Es posible que, mucho antes de ese 8 de noviembre de 1960, cuando John F. Kennedy fue elegido presidente de Estados Unidos, John Vernou ya intuyese que su hija Jackie estaba destinada a ocupar el puesto de primera dama. Este hombre, ambicioso, carismático y con fama de mujeriego, moldeó la imagen con la que Jackie pasó a la historia.
Estudió en Miss Porter’s School, una institución de élite que formaba a jóvenes de familias acomodadas en etiqueta, artes y habilidades sociales. Después pasó por la Sorbonne, donde pulió su francés y su bagaje cultural, de manera que pudiera desenvolverse con elegancia en los ambientes más exquisitos, algo que demostró cuando conoció a John F. Kennedy.
Le inculcó también el valor de la imagen y la necesidad de seducir a los hombres, al tiempo que le hizo creer que nunca esperase fidelidad de ningún hombre. No le resultó difícil cultivar un estilo propio a medio camino entre las estrellas de cine y las elegantes damas ricachonas, sin duda adecuado en su objetivo de casarse bien, una ambición clásica en los años cincuenta.

De su madre aprendió una disciplina férrea y autocontrol emocional para saber estar a la altura, algo que tuvo que demostrar antes de lo previsto. Además, era una lectora voraz, amante del arte, la arquitectura y la historia, y sabía conversar y comportarse. Cuando llegó a la Casa Blanca, ya poseía casi todas las destrezas que el cargo exigía.
Un magnetismo asombroso
Por su parte, en el entorno del futuro presidente la urgencia era que sentara cabeza, formase una familia y se centrase en su carrera política. Ella le atrajo casi al instante y formaron la pareja perfecta, al menos en apariencia, y despertaban un magnetismo asombroso. Jackie se implicó en el matrimonio con la misma diligencia que en la decoración de la Casa Blanca apartando la mirada ante los engaños constantes y compulsivos de John. Dicen que la misma noche de su investidura, Jackie se acostó temprano y sola, mientras él cometía su primer adulterio como presidente.
Tomó posesión el 20 de enero de 1961. Washington amaneció cubierta de nieve y JFK empezó la jornada asistiendo a una misa en la iglesia de la Santísima Trinidad, en Georgetown. Jackie, todavía recuperándose del parto de John Jr. apenas dos meses antes, estaba radiante con su abrigo marfil y su famoso pillbox hat. La ceremonia de juramento reunió a medio Hollywood y a la élite cultural estadounidense. En el baile inaugural, deslumbró con un vestido blanco de seda de Ethel Frankau y una capa bordada. En un solo día, la prensa la convirtió en mito. Fue el inicio de Camelot: juventud, glamur, cultura y esperanza en un clima político tenso.

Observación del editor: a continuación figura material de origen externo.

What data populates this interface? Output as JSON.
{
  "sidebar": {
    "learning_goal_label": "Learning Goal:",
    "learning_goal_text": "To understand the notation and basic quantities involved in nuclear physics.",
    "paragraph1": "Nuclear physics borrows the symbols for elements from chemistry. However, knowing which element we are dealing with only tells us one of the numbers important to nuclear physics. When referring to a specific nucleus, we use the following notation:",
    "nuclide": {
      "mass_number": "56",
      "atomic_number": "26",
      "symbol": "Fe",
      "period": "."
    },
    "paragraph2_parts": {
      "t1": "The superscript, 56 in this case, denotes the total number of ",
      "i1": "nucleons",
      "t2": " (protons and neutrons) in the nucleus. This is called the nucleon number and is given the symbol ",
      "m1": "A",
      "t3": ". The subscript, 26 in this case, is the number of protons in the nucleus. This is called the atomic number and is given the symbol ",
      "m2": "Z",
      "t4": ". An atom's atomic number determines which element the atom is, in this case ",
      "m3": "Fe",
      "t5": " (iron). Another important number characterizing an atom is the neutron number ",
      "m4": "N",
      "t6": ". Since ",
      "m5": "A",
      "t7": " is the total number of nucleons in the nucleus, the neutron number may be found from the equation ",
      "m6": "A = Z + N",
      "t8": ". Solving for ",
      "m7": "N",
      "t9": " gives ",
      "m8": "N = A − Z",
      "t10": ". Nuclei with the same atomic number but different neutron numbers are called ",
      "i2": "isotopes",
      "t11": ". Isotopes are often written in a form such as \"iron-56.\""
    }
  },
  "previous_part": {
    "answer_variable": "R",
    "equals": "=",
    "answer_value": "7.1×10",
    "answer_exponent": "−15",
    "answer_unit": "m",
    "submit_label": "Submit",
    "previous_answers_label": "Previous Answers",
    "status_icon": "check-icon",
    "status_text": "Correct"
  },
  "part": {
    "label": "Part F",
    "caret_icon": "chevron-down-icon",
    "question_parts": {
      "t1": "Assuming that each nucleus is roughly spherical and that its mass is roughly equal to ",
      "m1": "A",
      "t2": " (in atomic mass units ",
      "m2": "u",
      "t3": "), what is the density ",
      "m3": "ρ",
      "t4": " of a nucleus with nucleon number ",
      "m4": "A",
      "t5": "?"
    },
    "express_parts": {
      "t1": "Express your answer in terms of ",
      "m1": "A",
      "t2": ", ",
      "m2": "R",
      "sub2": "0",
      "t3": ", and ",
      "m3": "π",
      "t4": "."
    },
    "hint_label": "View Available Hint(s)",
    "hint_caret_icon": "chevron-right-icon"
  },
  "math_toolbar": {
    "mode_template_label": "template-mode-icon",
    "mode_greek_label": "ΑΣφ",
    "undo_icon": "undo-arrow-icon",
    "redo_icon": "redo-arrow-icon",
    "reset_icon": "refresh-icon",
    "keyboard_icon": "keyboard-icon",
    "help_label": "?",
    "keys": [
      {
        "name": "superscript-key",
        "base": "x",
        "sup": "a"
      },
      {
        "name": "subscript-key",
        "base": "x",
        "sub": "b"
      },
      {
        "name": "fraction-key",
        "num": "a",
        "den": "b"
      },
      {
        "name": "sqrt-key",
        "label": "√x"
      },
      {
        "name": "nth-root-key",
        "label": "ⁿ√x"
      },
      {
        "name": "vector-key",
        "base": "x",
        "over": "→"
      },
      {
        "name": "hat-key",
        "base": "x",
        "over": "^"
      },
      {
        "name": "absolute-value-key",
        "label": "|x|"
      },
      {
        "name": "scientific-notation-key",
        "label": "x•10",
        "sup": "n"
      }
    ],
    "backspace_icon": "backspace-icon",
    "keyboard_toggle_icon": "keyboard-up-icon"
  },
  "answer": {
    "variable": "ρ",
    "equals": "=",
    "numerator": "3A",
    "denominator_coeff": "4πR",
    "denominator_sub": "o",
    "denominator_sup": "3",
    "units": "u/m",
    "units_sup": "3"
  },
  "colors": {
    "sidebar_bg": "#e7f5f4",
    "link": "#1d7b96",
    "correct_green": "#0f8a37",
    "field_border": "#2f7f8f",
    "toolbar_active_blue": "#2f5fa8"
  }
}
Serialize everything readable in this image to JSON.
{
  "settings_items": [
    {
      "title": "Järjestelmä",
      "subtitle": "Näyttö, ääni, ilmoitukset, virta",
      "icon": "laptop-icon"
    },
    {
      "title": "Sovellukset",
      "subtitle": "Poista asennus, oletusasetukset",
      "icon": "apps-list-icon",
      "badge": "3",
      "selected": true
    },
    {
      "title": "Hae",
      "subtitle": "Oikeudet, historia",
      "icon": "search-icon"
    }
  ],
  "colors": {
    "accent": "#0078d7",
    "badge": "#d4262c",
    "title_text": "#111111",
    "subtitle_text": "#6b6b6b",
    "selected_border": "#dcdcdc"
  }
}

En sus viajes, el carisma de su esposa era el principal capital político de JFK. Acaparaba titulares y allanaba el camino de la diplomacia. John se refería a ello como el “efecto Jackie”. La vida política le interesaba más bien poco, incluso llegó a confesar que desconocía la fecha exacta de su toma de posesión. Era lo que exigía el canon de la época, aunque realmente tuvo una influencia notable, según la biógrafa Tina Cassidy. De hecho, quienes medraron con el presidente eran personas por las que Jackie sentía simpatía. Si le inspiraban desprecio, eran relegados, como fue el caso del secretario de Estado Dean Rusk.
La tragedia
El 22 de noviembre de 1963, el mundo quedó conmocionado por la noticia de que JFK había sido asesinado a tiros durante un desfile en Dallas. Estaba sentado en el asiento trasero de un coche descapotable junto a su esposa. Desde ese momento, casi sin darse cuenta centró su atención en crear su mito. Se negó a cambiarse de ropa después del tiroteo, permaneciendo de pie junto a Lyndon Johnson mientras juraba el cargo, aún con su traje rosa de Chanel manchado de sangre y guantes blancos de cabritilla. “Que vean lo que han hecho”, dijo.
Durante los días entre el asesinato y el funeral, fue un ejemplo a seguir en todo momento. Con su extraordinaria serenidad e instinto para el drama, mostró a la nación cómo comportarse en medio del profundo duelo, proyectando una imagen de dignidad ante el mundo. Si bien solía proteger a John Jr. y a Caroline de la prensa, en esta ocasión los expuso al público, consciente de que su presencia era necesaria para completar el trágico relato.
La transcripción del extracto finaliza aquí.